Dua Wajah

Reza Fahlevi
2 min readOct 19, 2022

--

Alur ceritanya terjun bebas begitu saja… tak pernah ku harapkan akan menjadi seperti ini, tidak juga kuperkirakan akan mengalami satu hal buruk ini.

Semua berjalan kacau hingga hatiku hampir saja meledak dari dalam. Goncangan demi goncangan, emosi demi emosi, perasaan gundah yang tidak tertahan… seakan kebaikan-kebaikan lama terhapus hanya karna satu kesalahan terjadi.

Tapi kini ku sadari, aku masih hidup bersama ego. Sukar ku kontrol naik turunnya perasaan yang sewaktu-waktu dapat berubah tanpa ku pinta.

Seharusnya ku ceritakan nasib kehidupan yang terombang-ambing tak jelas ini. Tapi aku takut jikalau tak ada orang yang memahaminya.

Seharusnya ku katakan bahwa aku hidup bersama kekurangan yang bersemayam di dalam kalbu… tapi tidak semua orang ingin peduli.

Semua ingin diperhatikan tapi terkadang menolak untuk memperhatikan orang lain.

Semua ingin dimengerti tapi enggan peduli kepada kehidupan orang lain.

Dan ketika aku menolak satu kali, semua kesalahan timbul untuk dikorek sedalam-dalamnya. Semua hanya untuk menyalahkanku.

Dan mereka mempermasalahkan diriku tanpa sedikitpun peka terhadap kesalahan diri sendiri.

Mereka terus berperan seolah-olah menjadi orang yang paling tersakiti… namun tak pernah sadar bahwa lisan tajam yang terlontar dari mulut-mulut yang tidak bertanggung jawab itu begitu mengiris perasaan.

Kekacauan ini membuatku seakan tak berdaya. Ku alami dalam sedetik namun bekasnya terus terasa berhari-hari.

Kemudian aku berpura-pura berlagak baik-baik saja… mengumbar senyuman memberi candaan, bercerita tentang impian. Semua ku lakukan untuk mengobati luka irisan ini… aku mencoba menyembuhkannya seorang diri.

Kini aku diam bukan berarti aku tidak melakukan apa-apa. Aku diam sebab tak ada gunanya mengeluhkan hal-hal yang telah atau bahkan yang sedang terjadi.

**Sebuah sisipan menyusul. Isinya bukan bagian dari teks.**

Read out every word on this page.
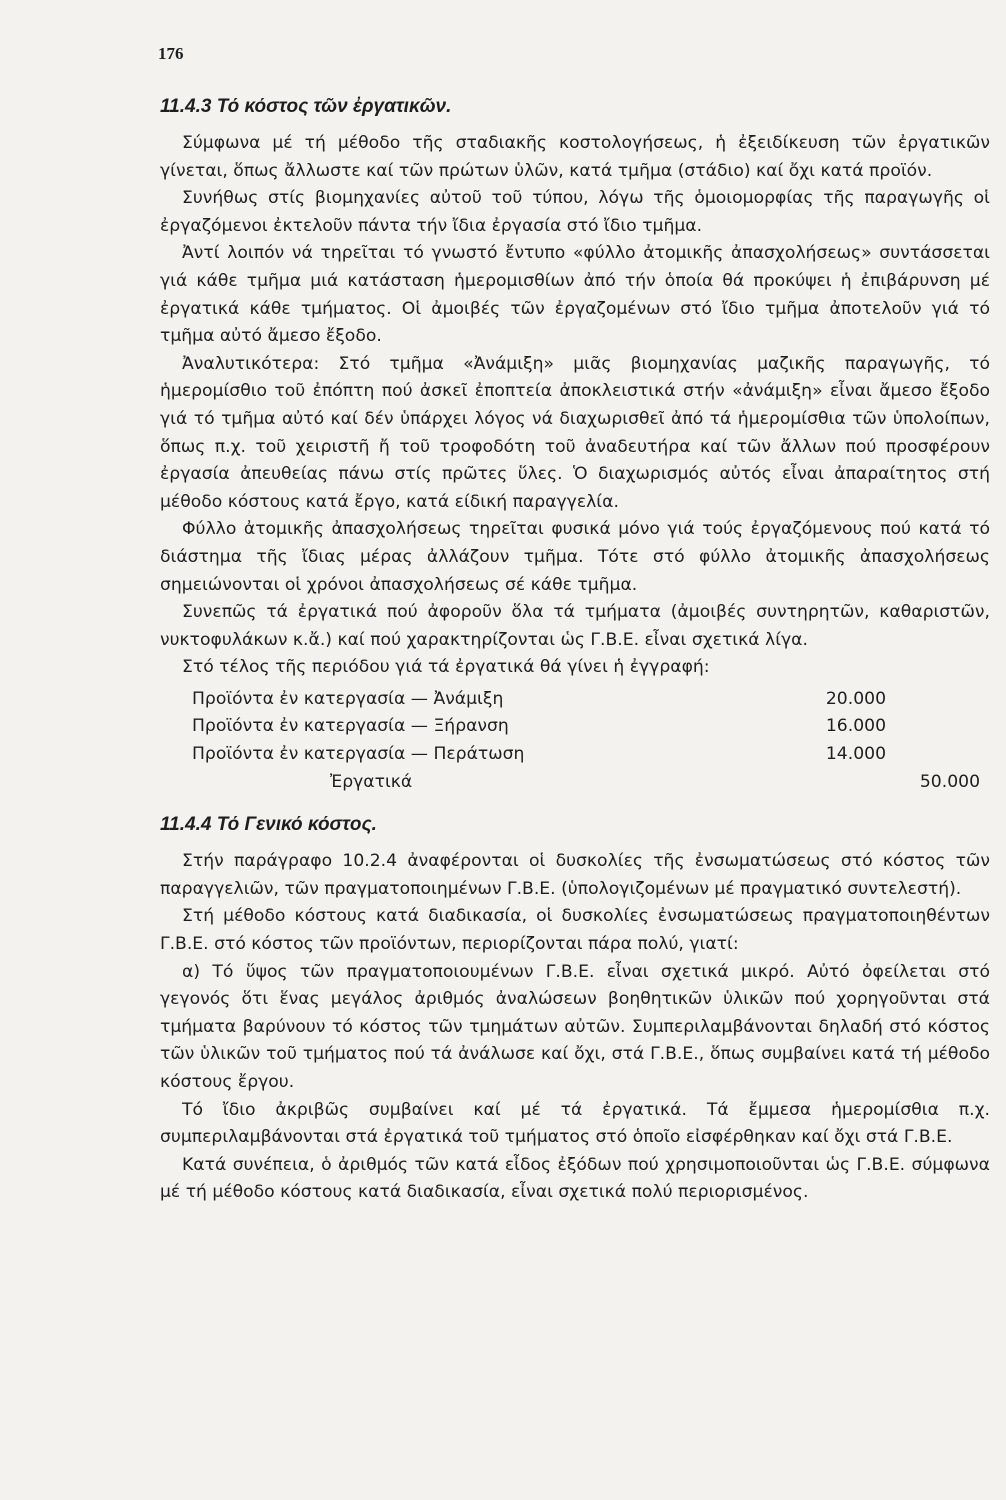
176
11.4.3 Τό κόστος τῶν ἐργατικῶν.

Σύμφωνα μέ τή μέθοδο τῆς σταδιακῆς κοστολογήσεως, ἡ ἐξειδίκευση τῶν ἐργατικῶν γίνεται, ὅπως ἄλλωστε καί τῶν πρώτων ὑλῶν, κατά τμῆμα (στάδιο) καί ὄχι κατά προϊόν.

Συνήθως στίς βιομηχανίες αὐτοῦ τοῦ τύπου, λόγω τῆς ὁμοιομορφίας τῆς παραγωγῆς οἱ ἐργαζόμενοι ἐκτελοῦν πάντα τήν ἴδια ἐργασία στό ἴδιο τμῆμα.

Ἀντί λοιπόν νά τηρεῖται τό γνωστό ἔντυπο «φύλλο ἀτομικῆς ἀπασχολήσεως» συντάσσεται γιά κάθε τμῆμα μιά κατάσταση ἡμερομισθίων ἀπό τήν ὁποία θά προκύψει ἡ ἐπιβάρυνση μέ ἐργατικά κάθε τμήματος. Οἱ ἀμοιβές τῶν ἐργαζομένων στό ἴδιο τμῆμα ἀποτελοῦν γιά τό τμῆμα αὐτό ἄμεσο ἔξοδο.

Ἀναλυτικότερα: Στό τμῆμα «Ἀνάμιξη» μιᾶς βιομηχανίας μαζικῆς παραγωγῆς, τό ἡμερομίσθιο τοῦ ἐπόπτη πού ἀσκεῖ ἐποπτεία ἀποκλειστικά στήν «ἀνάμιξη» εἶναι ἄμεσο ἔξοδο γιά τό τμῆμα αὐτό καί δέν ὑπάρχει λόγος νά διαχωρισθεῖ ἀπό τά ἡμερομίσθια τῶν ὑπολοίπων, ὅπως π.χ. τοῦ χειριστῆ ἤ τοῦ τροφοδότη τοῦ ἀναδευτήρα καί τῶν ἄλλων πού προσφέρουν ἐργασία ἀπευθείας πάνω στίς πρῶτες ὕλες. Ὁ διαχωρισμός αὐτός εἶναι ἀπαραίτητος στή μέθοδο κόστους κατά ἔργο, κατά είδική παραγγελία.

Φύλλο ἀτομικῆς ἀπασχολήσεως τηρεῖται φυσικά μόνο γιά τούς ἐργαζόμενους πού κατά τό διάστημα τῆς ἴδιας μέρας ἀλλάζουν τμῆμα. Τότε στό φύλλο ἀτομικῆς ἀπασχολήσεως σημειώνονται οἱ χρόνοι ἀπασχολήσεως σέ κάθε τμῆμα.

Συνεπῶς τά ἐργατικά πού ἀφοροῦν ὅλα τά τμήματα (ἀμοιβές συντηρητῶν, καθαριστῶν, νυκτοφυλάκων κ.ἄ.) καί πού χαρακτηρίζονται ὡς Γ.Β.Ε. εἶναι σχετικά λίγα.

Στό τέλος τῆς περιόδου γιά τά ἐργατικά θά γίνει ἡ ἐγγραφή:

Προϊόντα ἐν κατεργασία — Ἀνάμιξη	20.000
Προϊόντα ἐν κατεργασία — Ξήρανση	16.000
Προϊόντα ἐν κατεργασία — Περάτωση	14.000
Ἐργατικά	50.000
11.4.4 Τό Γενικό κόστος.

Στήν παράγραφο 10.2.4 ἀναφέρονται οἱ δυσκολίες τῆς ἐνσωματώσεως στό κόστος τῶν παραγγελιῶν, τῶν πραγματοποιημένων Γ.Β.Ε. (ὑπολογιζομένων μέ πραγματικό συντελεστή).

Στή μέθοδο κόστους κατά διαδικασία, οἱ δυσκολίες ἐνσωματώσεως πραγματοποιηθέντων Γ.Β.Ε. στό κόστος τῶν προϊόντων, περιορίζονται πάρα πολύ, γιατί:

α) Τό ὕψος τῶν πραγματοποιουμένων Γ.Β.Ε. εἶναι σχετικά μικρό. Αὐτό ὀφείλεται στό γεγονός ὅτι ἕνας μεγάλος ἀριθμός ἀναλώσεων βοηθητικῶν ὑλικῶν πού χορηγοῦνται στά τμήματα βαρύνουν τό κόστος τῶν τμημάτων αὐτῶν. Συμπεριλαμβάνονται δηλαδή στό κόστος τῶν ὑλικῶν τοῦ τμήματος πού τά ἀνάλωσε καί ὄχι, στά Γ.Β.Ε., ὅπως συμβαίνει κατά τή μέθοδο κόστους ἔργου.

Τό ἴδιο ἀκριβῶς συμβαίνει καί μέ τά ἐργατικά. Τά ἔμμεσα ἡμερομίσθια π.χ. συμπεριλαμβάνονται στά ἐργατικά τοῦ τμήματος στό ὁποῖο εἰσφέρθηκαν καί ὄχι στά Γ.Β.Ε.

Κατά συνέπεια, ὁ ἀριθμός τῶν κατά εἶδος ἐξόδων πού χρησιμοποιοῦνται ὡς Γ.Β.Ε. σύμφωνα μέ τή μέθοδο κόστους κατά διαδικασία, εἶναι σχετικά πολύ περιορισμένος.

Aku terus melewati hari-hari yang semakin lama semakin terasa berat. Ku pikul seorang diri dengan menyembunyikan tangisan di dalam ruang sunyi. Ku sembunyikan luka ini agar orang tidak menganggapku lemah.

Tapi apa…? Kenyataannya aku memang lemah dan tak mampu berbuat banyak untuk mengubah situasi ini menjadi sedikit normal. Yang dapat ku lakukan sekarang adalah pasrah sambil berdoa… barangkali Tuhan memberiku jalan keluarnya nanti.

Dan satu hal yang pasti kenapa aku masih juga bertahan meski mereka terus menggunjingku di belakang… itu karena mereka yang bermuka dua bukanlah contoh untuk diriku meniru… aku punya prinsip untuk menjalani alur kehidupan versiku sendiri.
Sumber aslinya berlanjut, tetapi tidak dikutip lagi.